The exact origins of the Centers for Disease Control and Prevention’s six-foot social distancing guideline are unclear, according to Lindsey Marr, an expert on viral transmission and professor at Virginia Tech.
“It’s almost like it was pulled out of thin air,” Marr told the New York Times.
Marr speculated that at the beginning of the pandemic in March 2020, the CDC may have formulated its guidelines based on the conclusion that the novel coronavirus spread primarily through respiratory droplets, which usually do not travel further than six feet.
However, since that time researchers have found that coronavirus spreads primarily through tiny droplets called aerosols, which can travel over longer distances.
The six-foot guideline is being reviewed by the CDC amid a push to reopen schools across the U.S., many of which cannot open effectively while keeping all students six feet apart. Studies in Massachusetts and Wisconsin have indicated that children and teachers can return to classrooms with social distancing at as little as three feet, as long as other mitigation strategies, such as universal mask-wearing and good ventilation, are put in place.
“Provided we have universal masking mandates, I think it’s very reasonable to move to a three-foot recommendation,” Dr. Westyn Branch-Elliman, a specialist in infectious diseases at the VA Boston Healthcare System, told the Times.
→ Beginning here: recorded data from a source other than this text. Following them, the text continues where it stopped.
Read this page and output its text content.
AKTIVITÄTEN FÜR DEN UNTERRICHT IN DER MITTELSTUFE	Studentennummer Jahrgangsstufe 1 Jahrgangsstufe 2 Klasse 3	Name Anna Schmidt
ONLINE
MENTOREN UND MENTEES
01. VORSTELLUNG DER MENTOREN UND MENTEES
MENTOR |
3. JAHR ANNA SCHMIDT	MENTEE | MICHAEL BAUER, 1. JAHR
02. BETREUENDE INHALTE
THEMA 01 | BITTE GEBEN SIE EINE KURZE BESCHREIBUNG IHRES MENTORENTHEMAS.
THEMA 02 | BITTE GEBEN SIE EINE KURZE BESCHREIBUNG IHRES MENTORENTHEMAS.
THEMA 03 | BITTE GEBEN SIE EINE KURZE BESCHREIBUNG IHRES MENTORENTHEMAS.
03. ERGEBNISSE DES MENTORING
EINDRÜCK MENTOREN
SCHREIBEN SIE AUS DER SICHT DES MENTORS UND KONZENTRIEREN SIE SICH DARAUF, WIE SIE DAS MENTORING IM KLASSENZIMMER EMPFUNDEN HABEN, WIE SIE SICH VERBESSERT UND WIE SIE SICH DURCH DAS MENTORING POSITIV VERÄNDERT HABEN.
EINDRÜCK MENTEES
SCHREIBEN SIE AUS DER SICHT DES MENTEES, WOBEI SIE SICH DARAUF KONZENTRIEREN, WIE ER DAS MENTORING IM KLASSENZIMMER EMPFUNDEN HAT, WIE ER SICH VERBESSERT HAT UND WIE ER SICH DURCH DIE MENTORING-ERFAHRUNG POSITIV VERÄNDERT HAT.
The Massachusetts and Wisconsin studies also indicated that coronavirus transmission in schools with mask-wearing, good ventilation, and some social distancing, remained minimal even when transmission in the surrounding communities was relatively high.
A California judge on Monday blocked the state from enforcing “arbitrary” school reopening guidelines in response to a law suit filed by the Parent Association of North County San Diego. The judge, Cynthia Freeland, wrote that the state’s reopening document, which including the requirement that students remain four feet from each other, was “selective in its applicability, vague in its terms, and arbitrary in its prescriptions.”
Dr. Anthony Fauci, the nation’s top infectious disease expert, acknowledged Sunday that the CDC is “very well aware that data are accumulating making it look more like three feet are okay under certain circumstances.”